Public Affairs CorrespondentTHE CIRCUIT Court has reserved judgment in a case in which journalist Sam Smyth has said he did not call Michael Lowry TD a thief but did believe he was a liar and a tax cheat.
Michael Giblin SC, for Mr Lowry, told the court the journalist was involved in a breach of process and had included matters in his affidavit so they could be aired in the media. He said the affidavit illustrated Smyth’s “malice” towards his client.
Judge Margaret Heneghan heard submissions from counsel for both parties in a case where Mr Lowry is seeking a summary order under the 2009 Defamation Act directing Mr Smyth to publish corrections of allegedly defamatory statements.
Two statements were at issue. In May 2010 Mr Smyth wrote an article in the Irish Independent in which he said the value of property transactions being investigated by the Moriarty tribunal and “involving Mr Lowry” was about £5 million (€5.9 million).
This was a reference to transactions in the UK the tribunal is investigating to see if they involve any link between Mr Lowry and businessman Denis O’Brien.
In June Mr Smyth appeared on the Tonight With Vincent Browne programme on TV3 where he discussed the origins of the McCracken and Moriarty tribunals.
In the course of the discussion, Mr Smyth said: “But the first that we caught sort on video with hand in till was Michael Lowry.” He later said he was referring to Mr Lowry being engaged in tax fraud.
Mr Lowry said the comment was understood to mean that he was a thief, a corrupt politician, was unfit to be a TD and was dishonest and untrustworthy. Thief apart, he made identical claims about the Irish Independent article.
Mr Lowry had been “greatly distressed” by the false allegations. “I am not a thief and I have never been a thief.”
He had topped the poll in north Tipperary three times since the McCracken tribunal.
Mr Smyth, in his affidavit, outlined how Mr Lowry had claimed in 1995 that his tax affairs were in order. In November 1996 he resigned as a government minister after Mr Smyth published an article saying Mr Lowry’s home had been refurbished by Dunnes Stores and the expenditure treated in the Dunnes books as work on one of its outlets.
In a statement to the Dáil in 1996 Mr Lowry said that someone who had wanted to hide income would put it offshore.
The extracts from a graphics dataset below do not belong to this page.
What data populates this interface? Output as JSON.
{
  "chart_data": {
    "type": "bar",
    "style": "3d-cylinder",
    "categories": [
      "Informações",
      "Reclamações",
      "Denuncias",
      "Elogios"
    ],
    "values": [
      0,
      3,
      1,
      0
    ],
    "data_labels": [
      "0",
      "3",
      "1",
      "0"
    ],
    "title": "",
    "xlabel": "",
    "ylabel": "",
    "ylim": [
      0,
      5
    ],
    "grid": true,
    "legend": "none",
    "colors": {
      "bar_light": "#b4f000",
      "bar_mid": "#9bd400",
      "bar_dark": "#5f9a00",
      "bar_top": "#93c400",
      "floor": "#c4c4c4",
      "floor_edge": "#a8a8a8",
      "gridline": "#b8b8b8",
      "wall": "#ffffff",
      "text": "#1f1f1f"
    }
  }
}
A year later, the McCracken tribunal reported that Mr Lowry had money in two offshore accounts opened to receive money from Dunnes Stores, and had a third into which he put money and about which Dunnes Stores knew nothing.
Mr Justice McCracken, referring to Mr Lowry’s Dáil statement and the tribunal’s subsequent findings, described his statement as “astonishing”.
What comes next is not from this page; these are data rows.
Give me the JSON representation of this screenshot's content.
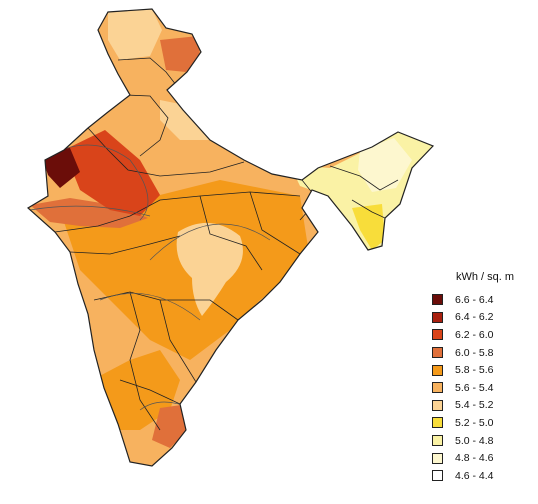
{
  "map": {
    "legend": {
      "title": "kWh / sq. m",
      "items": [
        {
          "label": "6.6 - 6.4",
          "color": "#6b0d09"
        },
        {
          "label": "6.4 - 6.2",
          "color": "#a8200f"
        },
        {
          "label": "6.2 - 6.0",
          "color": "#d9441a"
        },
        {
          "label": "6.0 - 5.8",
          "color": "#e0703a"
        },
        {
          "label": "5.8 - 5.6",
          "color": "#f49a1a"
        },
        {
          "label": "5.6 - 5.4",
          "color": "#f7b25f"
        },
        {
          "label": "5.4 - 5.2",
          "color": "#fbd395"
        },
        {
          "label": "5.2 - 5.0",
          "color": "#f8dd3a"
        },
        {
          "label": "5.0 - 4.8",
          "color": "#faf2a5"
        },
        {
          "label": "4.8 - 4.6",
          "color": "#fdf7cf"
        },
        {
          "label": "4.6 - 4.4",
          "color": "#ffffff"
        }
      ]
    }
  }
}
In his 14-page affidavit Mr Smyth outlined the findings of the McCracken tribunal against Mr Lowry and matters to do with the subsequent inquiries of the Moriarty tribunal, which has not yet reported.
Mr Smyth said his words on TV3 related to the Moriarty tribunal’s origins in Mr Lowry’s “wholesale tax evasion” and the fact that had he “told lies about his business and financial affairs”.
Although he had not made allegations about Mr Lowry’s fitness for office “the only conclusion that one could reasonably draw from what has been discovered about leads inevitably to the conclusion that he is indeed corrupt, dishonest, untrustworthy and both unfit and unsuitable to be a minister and a TD.”
Eoin McCullough SC, for Mr Smyth, said he accepted the words spoken on the TV3 programme were defamatory but their meaning was that Mr Lowry was a tax fraud and not that he was a thief. The defence was that the statement was true.
He said he did not agree the Irish Independent article was defamatory. It was a simple statement of fact.
Mr Giblin said it was established law that the reports of tribunals of inquiry could not be used as evidence in Irish courts.
The vast bulk of Mr Smyth’s affidavit comprised hearsay and evidence to do with tribunals which was not admissible. “The defendant has delivered a blizzard of comments made by third parties.”
He said his client had settled with the Revenue in April 2007 and now had a tax certificate. The Revenue had not taken proceedings. Mr Lowry did not accept the McCracken findings or that he had lied to the Dáil.
Mr McCullough said hearsay was admissible in interlocutory proceedings and it was not necessary to rely on the tribunals to contest Mr Lowry’s claims. The court’s role was to decide if Mr Smyth had an arguable defence and the standard involved was not a high one. If the matter went to future hearings he would decide then who would be called.